Exhausted after the first four intervals I am on the brink of just giving up. Is it worth it? Why the hell do I do that? Am I too old for that shit? Do I want to prove a point? What is this stinging feeling in my lungs? Why can’t I just be a lazy average computer nerd? DO YOU KNOW I AM NOT EVEN ONE THIRD THROUGH?

“Prepare for your 1500m!” The coach suddenly tears me away from thinking, loathing and self-pity. “5-4-3-2-1-GO!”
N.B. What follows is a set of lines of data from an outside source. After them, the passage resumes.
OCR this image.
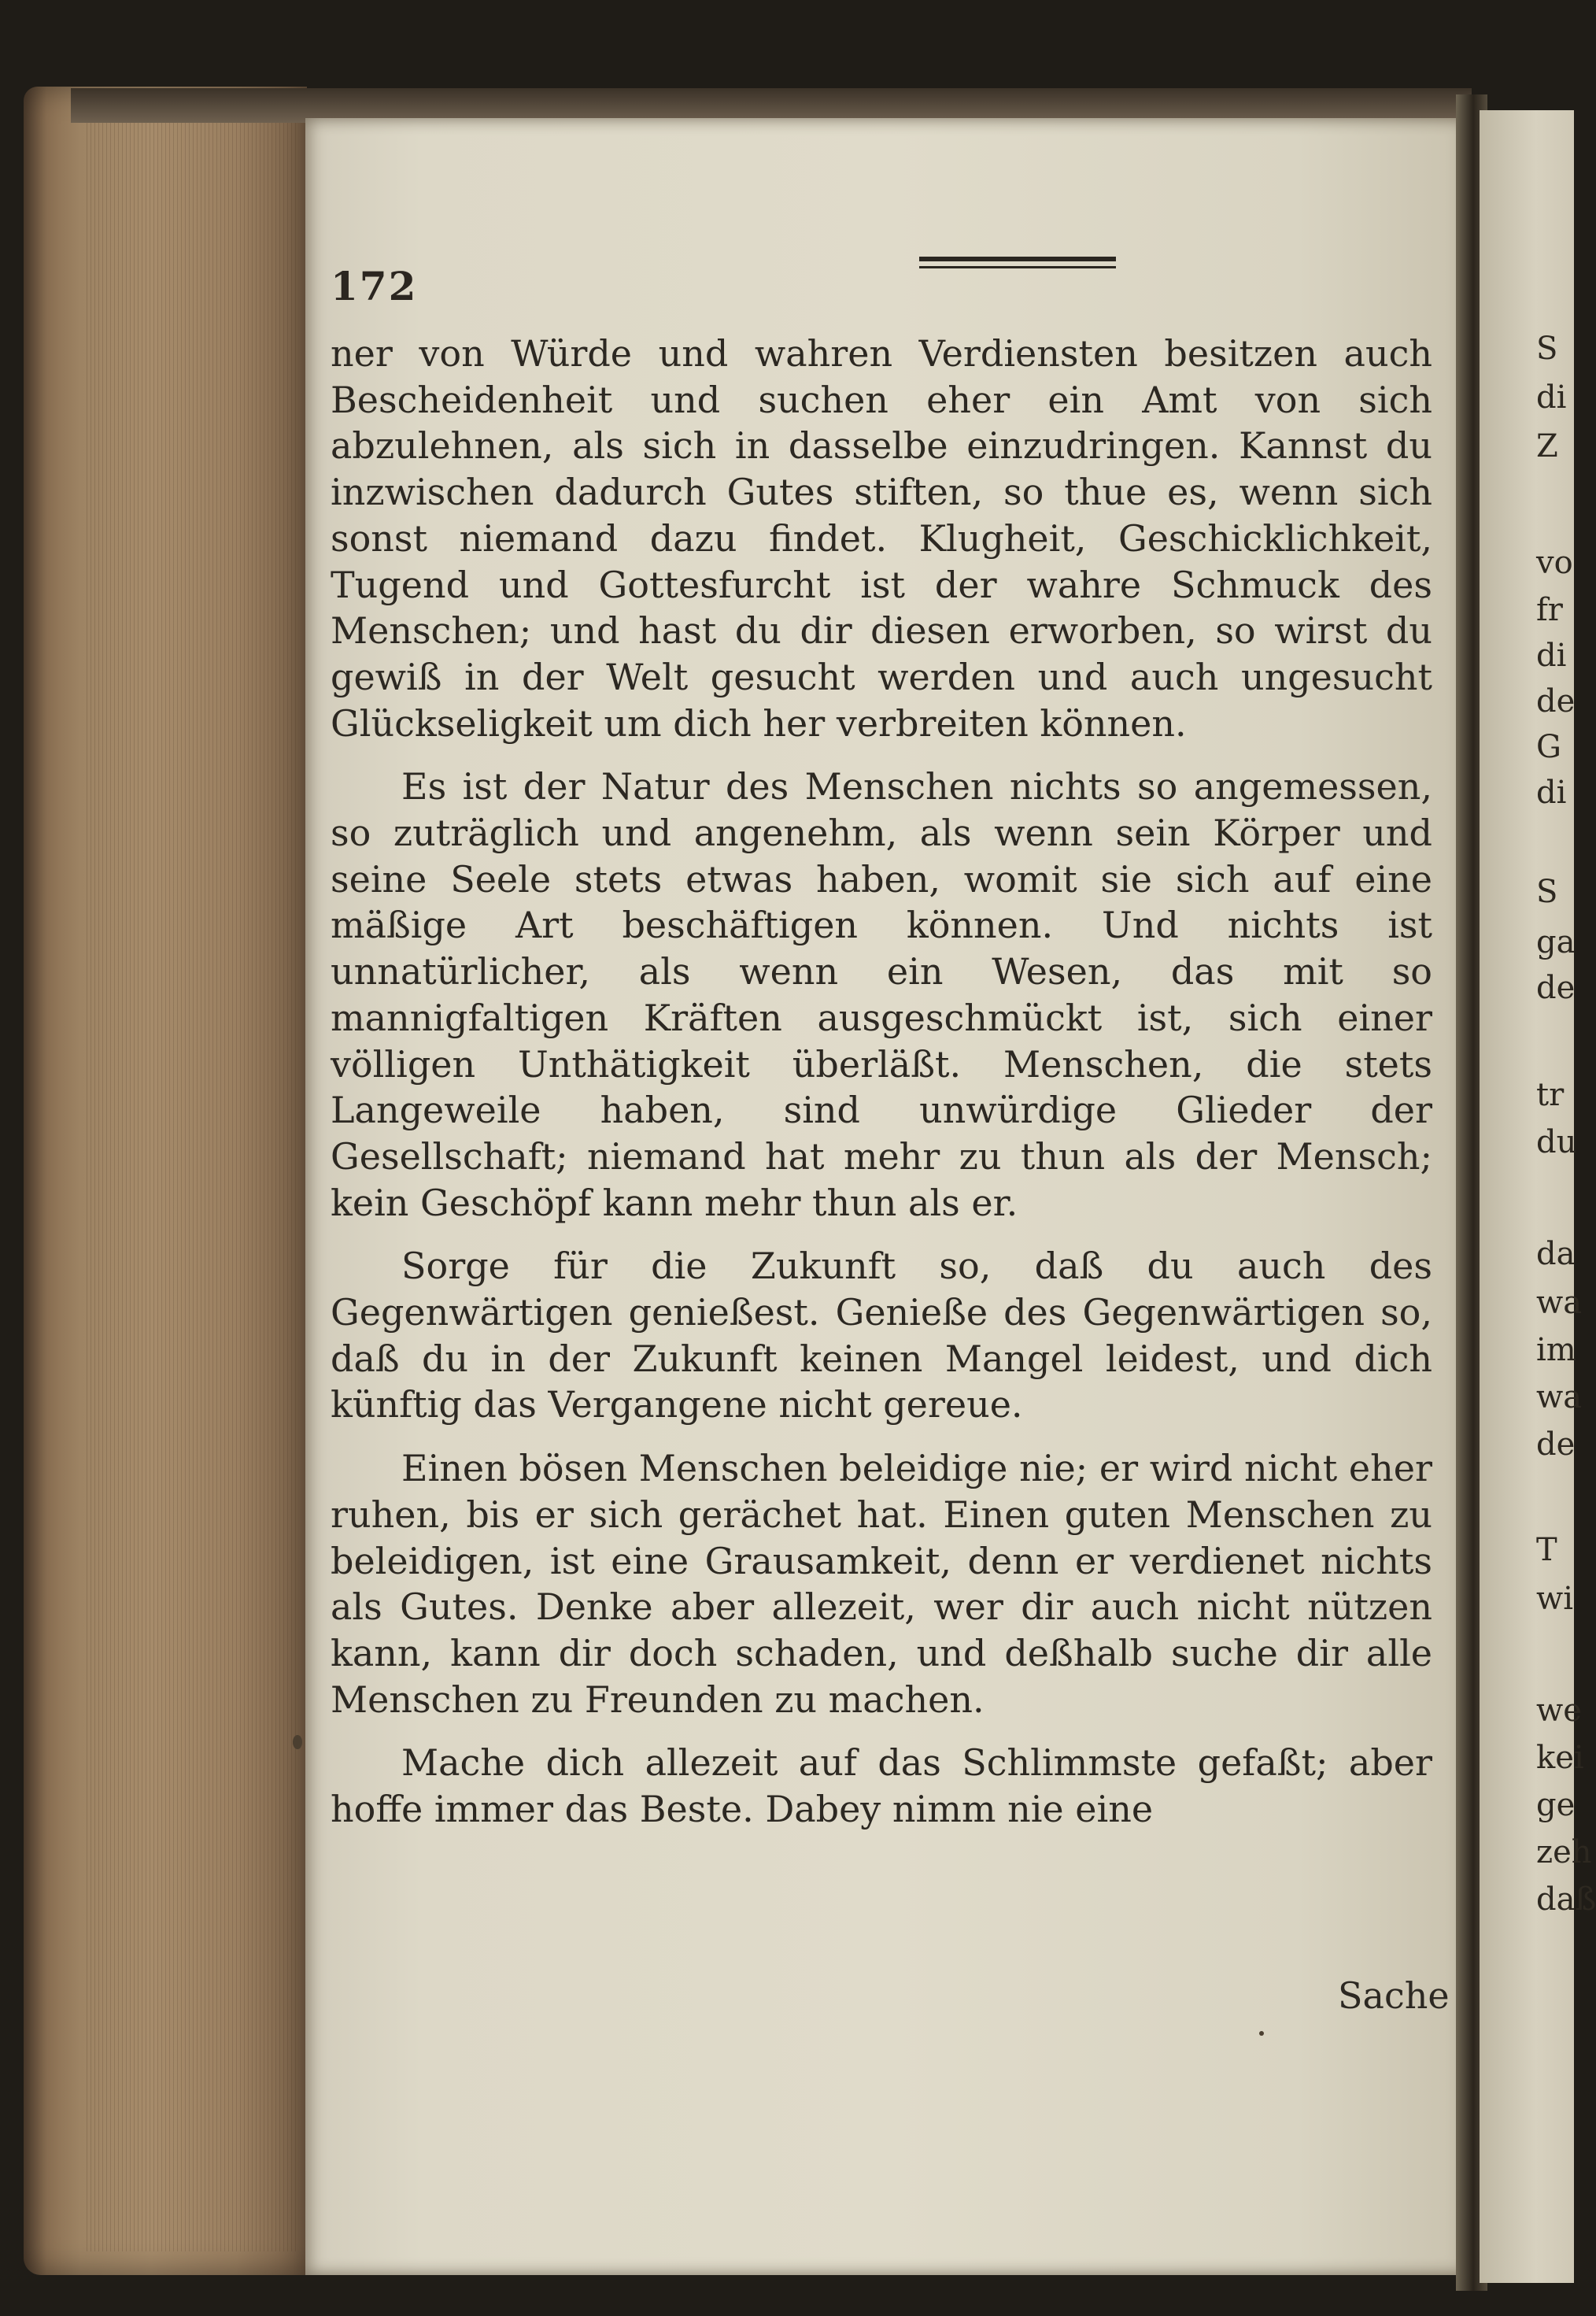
172

ner von Würde und wahren Verdiensten besitzen auch Bescheidenheit und suchen eher ein Amt von sich abzulehnen, als sich in dasselbe einzudringen. Kannst du inzwischen dadurch Gutes stiften, so thue es, wenn sich sonst niemand dazu findet. Klugheit, Geschicklichkeit, Tugend und Gottesfurcht ist der wahre Schmuck des Menschen; und hast du dir diesen erworben, so wirst du gewiß in der Welt gesucht werden und auch ungesucht Glückseligkeit um dich her verbreiten können.

Es ist der Natur des Menschen nichts so angemessen, so zuträglich und angenehm, als wenn sein Körper und seine Seele stets etwas haben, womit sie sich auf eine mäßige Art beschäftigen können. Und nichts ist unnatürlicher, als wenn ein Wesen, das mit so mannigfaltigen Kräften ausgeschmückt ist, sich einer völligen Unthätigkeit überläßt. Menschen, die stets Langeweile haben, sind unwürdige Glieder der Gesellschaft; niemand hat mehr zu thun als der Mensch; kein Geschöpf kann mehr thun als er.

Sorge für die Zukunft so, daß du auch des Gegenwärtigen genießest. Genieße des Gegenwärtigen so, daß du in der Zukunft keinen Mangel leidest, und dich künftig das Vergangene nicht gereue.

Einen bösen Menschen beleidige nie; er wird nicht eher ruhen, bis er sich gerächet hat. Einen guten Menschen zu beleidigen, ist eine Grausamkeit, denn er verdienet nichts als Gutes. Denke aber allezeit, wer dir auch nicht nützen kann, kann dir doch schaden, und deßhalb suche dir alle Menschen zu Freunden zu machen.

Mache dich allezeit auf das Schlimmste gefaßt; aber hoffe immer das Beste. Dabey nimm nie eine

Sache
S
di
Z
vo
fr
di
de
G
di
S
ga
de
tr
du
da
wa
im
wa
de
T
wi
we
kei
ge
zeh
daß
One step at a time, exactly to the beat of the music (thanks for that great feature Spotify!!), I put one foot in front of the other, again and again. There is no distraction, just running, as fast as I can, and trying to keep my breath in check. My lungs are ready to burst, when suddenly I hear “DONE!” in my sports headphones. Relieved, exhausted, nearly coughing blood I take a few deep breaths. I did it. Barely, but I did it. I still don’t know exactly why, but I dit it. The belief in myself grows, and I am more confident than ever that I can finish these three months, and achieve my goals. I get lost in some thoughts and dreams while slowly calming down, when I suddenly hear a voice: “Get ready for 400m”.

Just nine more intervals to go…

The Aftermath

I still couldn’t really believe what I just did, without anyone watching, and without anyone supposedly judging me to keep me from quitting. My times are not great, they are far from it. Maybe they will get better, that is not the thing I am worried about now. I want to keep this schedule up. However bad the results are – they are achievements.

So there I was, sitting on my throne, drinking soda stream water. Thank god I had no wine at home. I would have killed a bottle in no time. It took nearly an hour to fully calm down, but two things stayed the same: my belief in pushing through, and the smile on my face.